Natural ventilation is acceptable if there is space available to each welder of 10,000 cubic feet, the ceiling is more than 16 feet high, the job is not in a confined space, or you are not welding any of the above mentioned materials. Otherwise you will need to provide mechanical ventilation and/or some type of respiratory protection.

Cylinder safety

When using an oxygen-fuel mixture for welding and cutting, do so with care. Not only is the fuel mixture highly flammable, it is compressed within cylinders.

Acetylene, the most common gas used with oxygen, can be dangerous. So it is important to know the following facts:

  • When burned with oxygen, acetylene produces a higher flame temperature (3,300ÞC) than any other gas used commercially;

  • The flammable range of acetylene is from 2.5 to 81 percent in air;

  • Acetylene is only slightly lighter than air, which means than it neither sinks nor rises rapidly. Instead, it tends to stay in the area where it escaped; and

  • In normal atmospheres, acetylene should not be used at a pressure greater than 15 psig, unless connected to a manifold.

As with any compressed gas, the cylinder shall be marked with the chemical or trade name. The cylinders should be stored standing up and be tied, chained, or kept in a rack.

Valve caps or hoods should be over the valve any time the cylinder is not in use. Even empty cylinders have enough pressure to be dangerous if the valve stem is broken.

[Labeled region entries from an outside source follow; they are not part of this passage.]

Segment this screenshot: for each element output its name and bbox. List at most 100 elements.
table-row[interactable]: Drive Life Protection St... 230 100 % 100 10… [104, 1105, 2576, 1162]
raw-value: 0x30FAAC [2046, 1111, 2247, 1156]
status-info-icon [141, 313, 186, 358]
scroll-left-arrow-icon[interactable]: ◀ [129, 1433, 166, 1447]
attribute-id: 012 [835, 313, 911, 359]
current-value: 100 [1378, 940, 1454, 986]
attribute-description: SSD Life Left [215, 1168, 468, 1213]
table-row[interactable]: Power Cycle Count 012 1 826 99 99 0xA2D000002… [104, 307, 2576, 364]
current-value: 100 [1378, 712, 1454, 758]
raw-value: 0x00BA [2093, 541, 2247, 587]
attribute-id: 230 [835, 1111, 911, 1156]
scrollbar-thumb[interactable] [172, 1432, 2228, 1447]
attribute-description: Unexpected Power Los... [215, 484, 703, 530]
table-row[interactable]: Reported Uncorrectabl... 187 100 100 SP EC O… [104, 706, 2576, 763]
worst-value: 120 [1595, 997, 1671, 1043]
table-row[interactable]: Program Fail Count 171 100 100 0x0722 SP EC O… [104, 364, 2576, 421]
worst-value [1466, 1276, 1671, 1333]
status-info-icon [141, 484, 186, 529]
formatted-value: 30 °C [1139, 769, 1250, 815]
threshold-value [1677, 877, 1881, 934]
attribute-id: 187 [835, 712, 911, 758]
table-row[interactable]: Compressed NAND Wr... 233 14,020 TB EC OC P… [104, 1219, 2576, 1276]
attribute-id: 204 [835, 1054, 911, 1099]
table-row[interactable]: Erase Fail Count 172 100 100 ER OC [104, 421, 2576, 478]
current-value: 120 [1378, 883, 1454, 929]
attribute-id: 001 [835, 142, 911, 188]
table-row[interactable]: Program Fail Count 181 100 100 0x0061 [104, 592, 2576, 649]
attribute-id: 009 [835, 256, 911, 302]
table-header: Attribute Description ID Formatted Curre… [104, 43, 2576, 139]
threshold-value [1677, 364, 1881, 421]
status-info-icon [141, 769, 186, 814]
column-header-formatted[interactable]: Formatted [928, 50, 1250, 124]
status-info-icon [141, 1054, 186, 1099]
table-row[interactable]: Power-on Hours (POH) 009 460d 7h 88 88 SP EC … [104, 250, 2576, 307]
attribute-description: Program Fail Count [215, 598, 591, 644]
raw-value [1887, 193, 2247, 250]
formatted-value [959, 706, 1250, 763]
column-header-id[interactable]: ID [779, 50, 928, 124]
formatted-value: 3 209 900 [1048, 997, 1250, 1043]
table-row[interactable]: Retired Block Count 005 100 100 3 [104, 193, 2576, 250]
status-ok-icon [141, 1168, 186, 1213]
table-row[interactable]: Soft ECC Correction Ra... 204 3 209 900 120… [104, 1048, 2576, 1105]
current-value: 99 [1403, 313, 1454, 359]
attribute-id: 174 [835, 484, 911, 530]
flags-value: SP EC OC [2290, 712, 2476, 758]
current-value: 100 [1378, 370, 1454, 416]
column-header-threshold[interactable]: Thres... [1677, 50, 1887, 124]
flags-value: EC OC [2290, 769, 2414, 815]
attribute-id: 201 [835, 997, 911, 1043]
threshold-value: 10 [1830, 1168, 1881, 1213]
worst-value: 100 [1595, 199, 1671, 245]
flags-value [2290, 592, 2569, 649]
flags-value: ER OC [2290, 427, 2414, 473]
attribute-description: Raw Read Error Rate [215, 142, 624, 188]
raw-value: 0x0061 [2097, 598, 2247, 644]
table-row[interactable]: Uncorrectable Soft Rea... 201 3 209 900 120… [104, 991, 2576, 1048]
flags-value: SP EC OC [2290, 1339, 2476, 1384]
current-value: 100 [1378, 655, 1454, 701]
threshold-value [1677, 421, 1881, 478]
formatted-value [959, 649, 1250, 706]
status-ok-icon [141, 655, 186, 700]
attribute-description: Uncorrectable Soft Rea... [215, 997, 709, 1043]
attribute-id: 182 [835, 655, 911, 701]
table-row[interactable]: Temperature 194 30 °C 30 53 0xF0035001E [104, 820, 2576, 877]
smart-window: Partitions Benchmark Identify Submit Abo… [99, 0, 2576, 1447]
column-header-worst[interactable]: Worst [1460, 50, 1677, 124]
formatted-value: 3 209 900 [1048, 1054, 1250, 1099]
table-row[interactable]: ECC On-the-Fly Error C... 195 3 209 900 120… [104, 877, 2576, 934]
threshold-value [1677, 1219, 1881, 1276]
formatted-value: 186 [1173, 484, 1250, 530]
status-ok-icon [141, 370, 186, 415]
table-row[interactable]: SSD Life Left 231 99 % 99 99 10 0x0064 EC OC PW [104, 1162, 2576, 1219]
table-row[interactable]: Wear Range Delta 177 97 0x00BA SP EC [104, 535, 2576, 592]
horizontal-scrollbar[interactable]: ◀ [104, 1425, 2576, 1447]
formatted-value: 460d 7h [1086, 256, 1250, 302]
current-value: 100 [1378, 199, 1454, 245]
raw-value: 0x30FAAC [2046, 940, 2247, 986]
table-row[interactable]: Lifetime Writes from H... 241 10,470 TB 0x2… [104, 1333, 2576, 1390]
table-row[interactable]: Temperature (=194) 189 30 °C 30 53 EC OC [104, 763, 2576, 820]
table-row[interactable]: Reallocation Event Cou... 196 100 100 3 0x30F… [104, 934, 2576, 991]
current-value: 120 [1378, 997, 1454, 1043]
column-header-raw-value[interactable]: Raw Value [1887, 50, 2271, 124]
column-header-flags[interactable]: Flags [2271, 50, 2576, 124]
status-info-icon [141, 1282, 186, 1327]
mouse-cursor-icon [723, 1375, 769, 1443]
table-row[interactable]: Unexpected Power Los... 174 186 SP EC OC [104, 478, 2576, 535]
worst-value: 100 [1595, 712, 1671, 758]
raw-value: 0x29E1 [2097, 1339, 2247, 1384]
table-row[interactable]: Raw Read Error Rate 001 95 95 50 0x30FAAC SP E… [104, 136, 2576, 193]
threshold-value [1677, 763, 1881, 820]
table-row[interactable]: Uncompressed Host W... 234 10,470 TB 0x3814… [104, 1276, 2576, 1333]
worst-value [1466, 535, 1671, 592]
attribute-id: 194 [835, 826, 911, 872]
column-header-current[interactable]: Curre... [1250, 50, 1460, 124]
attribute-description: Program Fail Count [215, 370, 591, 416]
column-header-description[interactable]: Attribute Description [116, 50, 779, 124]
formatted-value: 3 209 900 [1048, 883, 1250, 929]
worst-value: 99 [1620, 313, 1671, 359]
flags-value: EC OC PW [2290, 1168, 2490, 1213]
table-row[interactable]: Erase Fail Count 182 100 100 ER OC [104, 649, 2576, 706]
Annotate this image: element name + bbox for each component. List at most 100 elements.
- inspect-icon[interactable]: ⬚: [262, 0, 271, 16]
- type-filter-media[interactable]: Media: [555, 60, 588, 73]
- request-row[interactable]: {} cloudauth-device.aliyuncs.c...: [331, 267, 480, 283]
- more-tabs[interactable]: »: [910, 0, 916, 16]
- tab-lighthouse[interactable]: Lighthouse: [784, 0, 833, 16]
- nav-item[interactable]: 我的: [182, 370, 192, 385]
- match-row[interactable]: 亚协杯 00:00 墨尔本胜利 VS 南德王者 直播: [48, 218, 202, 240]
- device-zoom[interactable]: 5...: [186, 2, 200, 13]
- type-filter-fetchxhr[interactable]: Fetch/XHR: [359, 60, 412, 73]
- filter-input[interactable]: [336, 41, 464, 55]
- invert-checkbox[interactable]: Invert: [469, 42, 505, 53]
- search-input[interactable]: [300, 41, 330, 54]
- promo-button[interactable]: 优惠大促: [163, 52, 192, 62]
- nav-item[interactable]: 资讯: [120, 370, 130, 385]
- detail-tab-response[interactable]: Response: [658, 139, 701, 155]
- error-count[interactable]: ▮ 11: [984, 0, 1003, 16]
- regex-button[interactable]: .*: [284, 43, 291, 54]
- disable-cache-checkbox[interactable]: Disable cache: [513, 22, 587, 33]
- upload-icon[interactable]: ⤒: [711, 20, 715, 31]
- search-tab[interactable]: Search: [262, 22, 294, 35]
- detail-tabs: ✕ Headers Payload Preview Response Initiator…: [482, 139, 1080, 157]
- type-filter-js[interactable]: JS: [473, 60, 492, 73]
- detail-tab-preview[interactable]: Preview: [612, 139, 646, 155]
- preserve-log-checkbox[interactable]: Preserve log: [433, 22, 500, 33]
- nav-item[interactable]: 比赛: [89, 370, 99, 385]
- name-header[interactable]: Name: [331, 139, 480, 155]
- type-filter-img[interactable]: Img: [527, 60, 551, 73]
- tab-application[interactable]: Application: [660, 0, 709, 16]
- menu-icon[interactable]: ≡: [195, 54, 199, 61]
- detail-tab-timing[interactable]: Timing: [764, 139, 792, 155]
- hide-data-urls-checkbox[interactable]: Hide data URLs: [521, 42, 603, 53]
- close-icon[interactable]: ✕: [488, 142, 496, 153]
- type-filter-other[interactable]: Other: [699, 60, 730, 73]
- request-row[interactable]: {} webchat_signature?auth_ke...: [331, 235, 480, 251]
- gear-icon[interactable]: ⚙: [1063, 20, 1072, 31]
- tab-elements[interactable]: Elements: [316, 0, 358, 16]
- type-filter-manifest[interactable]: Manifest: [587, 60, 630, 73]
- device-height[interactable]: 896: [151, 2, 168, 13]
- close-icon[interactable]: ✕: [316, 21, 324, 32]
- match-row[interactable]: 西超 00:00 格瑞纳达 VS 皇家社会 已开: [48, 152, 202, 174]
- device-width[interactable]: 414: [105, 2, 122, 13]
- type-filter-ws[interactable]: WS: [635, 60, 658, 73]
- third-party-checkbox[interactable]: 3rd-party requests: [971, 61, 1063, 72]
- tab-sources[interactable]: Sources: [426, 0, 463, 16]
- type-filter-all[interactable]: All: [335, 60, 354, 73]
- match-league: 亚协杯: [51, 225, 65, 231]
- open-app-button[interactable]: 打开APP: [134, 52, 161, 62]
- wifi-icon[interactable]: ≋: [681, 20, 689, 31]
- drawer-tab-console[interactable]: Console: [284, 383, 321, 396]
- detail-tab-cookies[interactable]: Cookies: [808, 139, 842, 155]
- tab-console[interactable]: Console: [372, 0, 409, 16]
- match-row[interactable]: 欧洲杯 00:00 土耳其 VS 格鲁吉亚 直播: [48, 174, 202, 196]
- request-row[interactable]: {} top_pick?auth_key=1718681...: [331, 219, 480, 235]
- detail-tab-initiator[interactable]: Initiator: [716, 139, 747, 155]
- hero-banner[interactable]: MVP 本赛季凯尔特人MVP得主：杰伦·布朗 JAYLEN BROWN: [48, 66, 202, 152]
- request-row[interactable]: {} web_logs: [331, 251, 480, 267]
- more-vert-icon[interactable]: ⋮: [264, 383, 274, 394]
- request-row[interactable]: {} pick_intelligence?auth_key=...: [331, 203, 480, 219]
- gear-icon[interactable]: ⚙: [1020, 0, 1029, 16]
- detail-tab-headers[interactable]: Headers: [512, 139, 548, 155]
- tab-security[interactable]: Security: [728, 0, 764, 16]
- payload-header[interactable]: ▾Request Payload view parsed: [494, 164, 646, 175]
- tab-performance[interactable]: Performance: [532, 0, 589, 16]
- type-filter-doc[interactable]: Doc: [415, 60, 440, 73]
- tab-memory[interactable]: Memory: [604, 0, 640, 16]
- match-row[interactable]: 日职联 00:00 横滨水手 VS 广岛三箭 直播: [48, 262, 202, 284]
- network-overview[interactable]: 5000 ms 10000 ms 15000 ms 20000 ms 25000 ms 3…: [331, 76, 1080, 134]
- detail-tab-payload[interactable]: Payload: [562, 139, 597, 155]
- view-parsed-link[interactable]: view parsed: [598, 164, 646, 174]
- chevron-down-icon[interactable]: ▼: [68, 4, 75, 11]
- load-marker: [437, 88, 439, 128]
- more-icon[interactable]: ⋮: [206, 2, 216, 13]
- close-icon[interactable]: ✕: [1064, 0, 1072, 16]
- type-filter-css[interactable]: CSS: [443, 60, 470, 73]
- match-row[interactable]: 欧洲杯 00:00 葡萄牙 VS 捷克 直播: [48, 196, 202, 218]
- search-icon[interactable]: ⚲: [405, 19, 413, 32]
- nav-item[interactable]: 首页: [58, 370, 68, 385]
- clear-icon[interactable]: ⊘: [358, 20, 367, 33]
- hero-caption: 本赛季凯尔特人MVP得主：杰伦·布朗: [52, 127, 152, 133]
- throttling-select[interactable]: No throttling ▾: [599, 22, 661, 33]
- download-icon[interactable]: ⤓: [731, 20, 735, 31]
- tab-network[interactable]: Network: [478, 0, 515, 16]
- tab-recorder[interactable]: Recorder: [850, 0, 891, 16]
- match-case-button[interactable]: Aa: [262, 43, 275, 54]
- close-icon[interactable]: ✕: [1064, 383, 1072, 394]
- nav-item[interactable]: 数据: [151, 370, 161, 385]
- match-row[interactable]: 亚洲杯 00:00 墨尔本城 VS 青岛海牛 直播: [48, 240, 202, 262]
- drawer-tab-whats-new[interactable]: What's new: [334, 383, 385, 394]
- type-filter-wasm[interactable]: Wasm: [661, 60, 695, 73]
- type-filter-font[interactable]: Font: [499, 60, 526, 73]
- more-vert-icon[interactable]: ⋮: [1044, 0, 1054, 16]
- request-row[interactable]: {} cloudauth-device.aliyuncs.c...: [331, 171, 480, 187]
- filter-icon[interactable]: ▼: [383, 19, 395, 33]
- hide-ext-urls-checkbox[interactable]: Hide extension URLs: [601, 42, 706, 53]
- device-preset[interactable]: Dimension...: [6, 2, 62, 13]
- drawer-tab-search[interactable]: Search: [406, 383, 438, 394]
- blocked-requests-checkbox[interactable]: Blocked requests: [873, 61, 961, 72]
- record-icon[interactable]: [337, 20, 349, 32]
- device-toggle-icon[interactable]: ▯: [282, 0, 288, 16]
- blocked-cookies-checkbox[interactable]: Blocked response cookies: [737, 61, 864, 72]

Roll cylinders on the bottom edge or move with a hand truck, never drag or lift them in a sling.

Oxygen precautions

When cutting with oxygen, the metal is heated by the burning fuel gas and cut by the reaction of metal and oxygen. While not as flammable as the fuel gases in welding, oxygen should be treated with a lot of respect. Use the same precautions you would with any compressed gas.

Oxygen, as it comes out of a cylinder, has many of the same properties as vapor from liquid oxygen, so keep oil and other petroleum products away. Each oxygen gauge should be marked “Oxygen – Use No Oil.”

Never use gauges or regulators that are broken or cannot be read for oxygen, or any compressed gas. Common practice is that the hoses used for oxygen and acetylene are color coded — red for fuel and green for oxygen.

Electrical safety

Arc welding uses electricity as an energy source, so electric shock is a primary concern of the welder. Accidental contact with live electrical parts is to be avoided. Hazardous situations include damp areas, hot and humid conditions that would cause sweat, and cramped spots where the likelihood of touching conductive parts is high. These problems can be partially solved by insulating the conductive parts near the welder, by the use of dry gloves and clothing in good condition, and by wearing electrically protective footwear.

Sidebar: Welding safety requirements

OSHA standards

1910.252 General Requirements, Welding, Cutting, and Brazing ;

1910.253, Oxygen-Fuel Gas Welding and Cutting; and

1910.254, Arc Welding and Cutting.

Other reference materials

Safety in Welding and Cutting, by the American Welding Association: and

NFPA Standard 51B, 1962 Standard for Fire Prevention in Use of Cutting and Welding Processes.